[Shootout-list] Directions of various benchmarks

José Bollo jose.bollo@tele2.fr
Wed, 18 May 2005 15:24:54 +0200


Le mercredi 18 Mai 2005 13:51, skaller a écrit :
> On Wed, 2005-05-18 at 17:19, José Bollo wrote:
> > > Bottom line of argument: "same way" tests make no sense
> > > because by their very nature they defeat the whole purpose
> > > of comparisons, to compare how similar problems are
> > > solved in DIFFERENT ways .. and what the consequences
> > > for performance, code clarity, ease of use, etc, are.
> >
> > that would be a long debate, here is my humble opinion: relaxing the
> > 'same way' will improve the competition and then every implementer will
> > copy the algorithm of the fastest realisation.
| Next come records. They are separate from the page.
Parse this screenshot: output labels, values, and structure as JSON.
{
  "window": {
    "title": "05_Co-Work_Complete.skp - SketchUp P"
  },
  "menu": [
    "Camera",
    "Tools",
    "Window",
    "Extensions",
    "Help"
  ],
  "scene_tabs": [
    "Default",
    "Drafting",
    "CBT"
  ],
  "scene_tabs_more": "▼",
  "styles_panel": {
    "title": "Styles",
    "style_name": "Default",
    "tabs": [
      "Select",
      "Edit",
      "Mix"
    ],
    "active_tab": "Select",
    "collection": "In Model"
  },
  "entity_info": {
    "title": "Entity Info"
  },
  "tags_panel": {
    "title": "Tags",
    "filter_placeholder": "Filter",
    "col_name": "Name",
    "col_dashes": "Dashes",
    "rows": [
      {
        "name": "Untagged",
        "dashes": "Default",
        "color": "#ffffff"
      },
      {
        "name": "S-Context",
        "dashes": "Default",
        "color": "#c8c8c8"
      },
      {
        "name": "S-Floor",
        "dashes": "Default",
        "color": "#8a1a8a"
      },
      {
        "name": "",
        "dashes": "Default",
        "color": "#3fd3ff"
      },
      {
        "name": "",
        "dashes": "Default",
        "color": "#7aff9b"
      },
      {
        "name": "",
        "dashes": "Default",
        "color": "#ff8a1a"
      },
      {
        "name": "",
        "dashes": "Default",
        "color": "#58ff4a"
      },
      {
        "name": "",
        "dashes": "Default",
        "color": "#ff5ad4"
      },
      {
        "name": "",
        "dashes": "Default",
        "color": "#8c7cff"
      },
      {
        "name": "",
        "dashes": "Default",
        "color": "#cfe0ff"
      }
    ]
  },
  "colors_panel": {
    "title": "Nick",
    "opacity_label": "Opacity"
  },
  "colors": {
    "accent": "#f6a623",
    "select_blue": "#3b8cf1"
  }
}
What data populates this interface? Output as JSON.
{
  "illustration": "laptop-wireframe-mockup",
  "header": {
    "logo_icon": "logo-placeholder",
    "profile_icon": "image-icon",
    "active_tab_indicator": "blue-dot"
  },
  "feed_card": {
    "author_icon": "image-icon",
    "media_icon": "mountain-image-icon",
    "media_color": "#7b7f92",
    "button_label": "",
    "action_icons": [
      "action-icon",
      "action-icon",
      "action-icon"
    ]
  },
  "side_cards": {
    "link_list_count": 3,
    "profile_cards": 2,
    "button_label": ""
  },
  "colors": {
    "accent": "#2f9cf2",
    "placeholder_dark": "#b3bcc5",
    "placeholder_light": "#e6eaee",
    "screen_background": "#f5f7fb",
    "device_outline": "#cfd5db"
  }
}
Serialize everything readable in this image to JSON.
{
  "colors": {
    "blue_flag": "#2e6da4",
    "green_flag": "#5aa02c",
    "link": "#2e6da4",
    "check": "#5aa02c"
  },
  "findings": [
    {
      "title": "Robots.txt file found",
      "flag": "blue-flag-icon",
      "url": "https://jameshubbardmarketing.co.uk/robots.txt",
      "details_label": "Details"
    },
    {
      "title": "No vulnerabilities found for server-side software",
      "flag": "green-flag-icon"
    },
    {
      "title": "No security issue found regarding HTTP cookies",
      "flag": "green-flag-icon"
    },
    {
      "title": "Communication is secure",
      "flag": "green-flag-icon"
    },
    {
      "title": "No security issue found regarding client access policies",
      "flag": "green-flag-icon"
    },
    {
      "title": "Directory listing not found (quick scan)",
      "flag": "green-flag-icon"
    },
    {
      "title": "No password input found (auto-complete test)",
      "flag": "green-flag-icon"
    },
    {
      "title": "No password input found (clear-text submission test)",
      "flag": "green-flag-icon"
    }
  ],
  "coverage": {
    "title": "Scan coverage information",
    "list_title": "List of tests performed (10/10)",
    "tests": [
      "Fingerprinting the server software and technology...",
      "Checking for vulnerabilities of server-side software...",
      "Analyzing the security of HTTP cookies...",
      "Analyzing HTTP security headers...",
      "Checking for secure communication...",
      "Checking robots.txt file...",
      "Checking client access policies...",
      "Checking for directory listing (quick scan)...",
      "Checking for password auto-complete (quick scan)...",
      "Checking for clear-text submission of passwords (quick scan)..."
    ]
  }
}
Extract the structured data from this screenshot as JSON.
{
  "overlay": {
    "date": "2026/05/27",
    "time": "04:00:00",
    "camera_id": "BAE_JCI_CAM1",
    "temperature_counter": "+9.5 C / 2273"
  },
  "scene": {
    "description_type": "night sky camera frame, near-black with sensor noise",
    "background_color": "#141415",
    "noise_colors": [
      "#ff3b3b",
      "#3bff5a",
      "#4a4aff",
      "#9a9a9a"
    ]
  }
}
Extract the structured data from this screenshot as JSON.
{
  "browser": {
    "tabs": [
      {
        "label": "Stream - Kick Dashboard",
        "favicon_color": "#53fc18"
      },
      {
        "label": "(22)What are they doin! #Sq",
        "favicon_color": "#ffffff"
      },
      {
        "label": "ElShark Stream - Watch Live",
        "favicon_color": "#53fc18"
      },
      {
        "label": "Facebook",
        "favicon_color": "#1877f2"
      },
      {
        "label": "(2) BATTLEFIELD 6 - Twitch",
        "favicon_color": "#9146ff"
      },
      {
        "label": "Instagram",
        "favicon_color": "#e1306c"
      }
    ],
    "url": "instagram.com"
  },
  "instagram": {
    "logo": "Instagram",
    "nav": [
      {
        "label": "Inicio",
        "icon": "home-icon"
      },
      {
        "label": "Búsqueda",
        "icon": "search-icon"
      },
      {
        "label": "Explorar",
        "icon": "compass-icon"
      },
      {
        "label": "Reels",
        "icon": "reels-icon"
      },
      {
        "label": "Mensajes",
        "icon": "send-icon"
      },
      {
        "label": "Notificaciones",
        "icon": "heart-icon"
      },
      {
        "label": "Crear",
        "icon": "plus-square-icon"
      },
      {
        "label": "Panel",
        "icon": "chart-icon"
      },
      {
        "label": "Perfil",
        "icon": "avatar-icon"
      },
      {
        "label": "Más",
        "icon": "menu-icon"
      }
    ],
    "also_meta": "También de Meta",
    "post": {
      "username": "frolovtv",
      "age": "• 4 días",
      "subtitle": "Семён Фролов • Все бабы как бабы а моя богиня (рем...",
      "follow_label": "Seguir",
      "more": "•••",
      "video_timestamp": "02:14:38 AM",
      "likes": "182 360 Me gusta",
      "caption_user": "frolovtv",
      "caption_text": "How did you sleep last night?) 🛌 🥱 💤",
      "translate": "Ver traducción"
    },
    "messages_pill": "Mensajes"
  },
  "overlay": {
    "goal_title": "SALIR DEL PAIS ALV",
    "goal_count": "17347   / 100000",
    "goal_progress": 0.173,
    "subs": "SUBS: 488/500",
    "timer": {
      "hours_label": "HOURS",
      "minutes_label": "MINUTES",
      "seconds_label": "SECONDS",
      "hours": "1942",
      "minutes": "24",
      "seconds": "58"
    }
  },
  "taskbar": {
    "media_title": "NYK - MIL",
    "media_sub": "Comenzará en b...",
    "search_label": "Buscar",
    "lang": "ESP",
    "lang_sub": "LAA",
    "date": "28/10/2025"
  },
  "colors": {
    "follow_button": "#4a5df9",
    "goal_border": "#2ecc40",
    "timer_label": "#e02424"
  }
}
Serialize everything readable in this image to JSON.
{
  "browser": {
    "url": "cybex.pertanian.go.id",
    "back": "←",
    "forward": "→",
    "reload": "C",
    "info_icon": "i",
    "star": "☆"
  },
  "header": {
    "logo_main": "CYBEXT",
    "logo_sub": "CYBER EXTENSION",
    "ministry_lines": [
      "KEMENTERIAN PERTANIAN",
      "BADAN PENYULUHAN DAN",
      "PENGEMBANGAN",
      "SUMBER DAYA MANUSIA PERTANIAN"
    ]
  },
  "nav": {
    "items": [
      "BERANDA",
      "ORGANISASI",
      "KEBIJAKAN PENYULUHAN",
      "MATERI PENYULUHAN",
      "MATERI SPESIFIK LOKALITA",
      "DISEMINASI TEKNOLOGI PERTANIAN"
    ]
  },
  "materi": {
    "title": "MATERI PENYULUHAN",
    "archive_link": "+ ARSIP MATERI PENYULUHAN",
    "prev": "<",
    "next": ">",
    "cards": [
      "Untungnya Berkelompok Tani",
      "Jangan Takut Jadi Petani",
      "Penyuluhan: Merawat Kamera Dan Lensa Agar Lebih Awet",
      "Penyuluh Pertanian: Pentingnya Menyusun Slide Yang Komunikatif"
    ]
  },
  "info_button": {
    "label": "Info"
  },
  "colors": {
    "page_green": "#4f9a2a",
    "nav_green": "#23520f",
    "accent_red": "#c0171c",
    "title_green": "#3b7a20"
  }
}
So the 'no same way' will
> > tend to 'same way'.
>
> In that case, the test should be thrown out as a bad test.
>
> I agree this will happen to some extent and it should.
> However, consider just one example: a regexp search.
>
> Perl uses PCRE. Ocaml uses Str. C hand codes the solution
> using char *. Felix uses the builtin regular expression
> facility.
>
> What happens: Perl solution is terse, performs moderately,
> but is hard to read. The Ocaml solution is similar but a little
> faster because Leroy is smarter than Wall, but a little
> harder to read because it needs extra \ because there
> is no 'regexp' mode for strings. The C code is extremely
> fast but huge and unmaintainable. The Felix solution is almost as
> fast as the C solution, uses the clearest notation, but is
> a bit longer than the Perl.
>
> SO here we have 4 distinct solutions to the same problem,
> with 3 radically different approaches: on the Perl and Ocaml
> solution use a builtin NFA, and they're distinct implementations.
>
> Now if you go and insist on 'do it the same way' and someone disallows
> the Felix solution because it uses a regular definition system
> without captures -- and the C solution is 'obviously out' because
> it implements the state automaton by hand.
>
> This is absurd. All 4 solutions should be allowed, C should
> be penalised for being verbose and unmaintainable, Perl and Ocaml
> should be given credit for terseness but penalised for being
> somewhat unmaintainable (Ocaml being hurt more than Perl because
> Perl has special lexical support for regexps), Felix is penalised
> for being verbose but gets points for being clear and maintainable,
> and C and Felix get points for hands down clobbering both Ocaml
> and Perl because they both generate extremely fast low level
> linear machine code.
>
> For a problem without captures but a complex regexp,
> if Felix doesn't win this competition the test is flawed.
> For a simple regexp, Perl should win. For a heavy search,
> C and Felix should win.
>
> The point is that the languages are NOT all copying each
> other's algorithms, and they're going to give different
> results entirely on speed, depending on both the regexp
> being processed and on the data being processed.
>
> Although Ocaml can generate a DFA dynamically,
> so is too many lines to include -- I know because
> that code is precisely what the Felix compiler uses
> to generate the transition matrix. In practice
> the Ocaml user wanting high performance would
> use ocamllex to generate the automaton,
> because there is C code to process it faster
> than native Ocaml could.
>

That is a pretty good example. 
So the RegExp bench has to stay. It is good for a language to offer it.
But only a few subset of regexp is used in the bench.
I like the use of (?<...), (?!...), (?:...), \2, ...

>
> So I accept completely your argument, but not as an argument
> in favour of 'same way' requirements, but as an argument
> in favour of throwing out most tests than lead to similar results
> for all languages, given 'same thing' arguments (that is,
> tests that simply require a correct result no matter
> how it is obtained).

yes agreed
but it seems that it cost more in term of effort for each of the contributors
any way it is open so ... many contributors can play here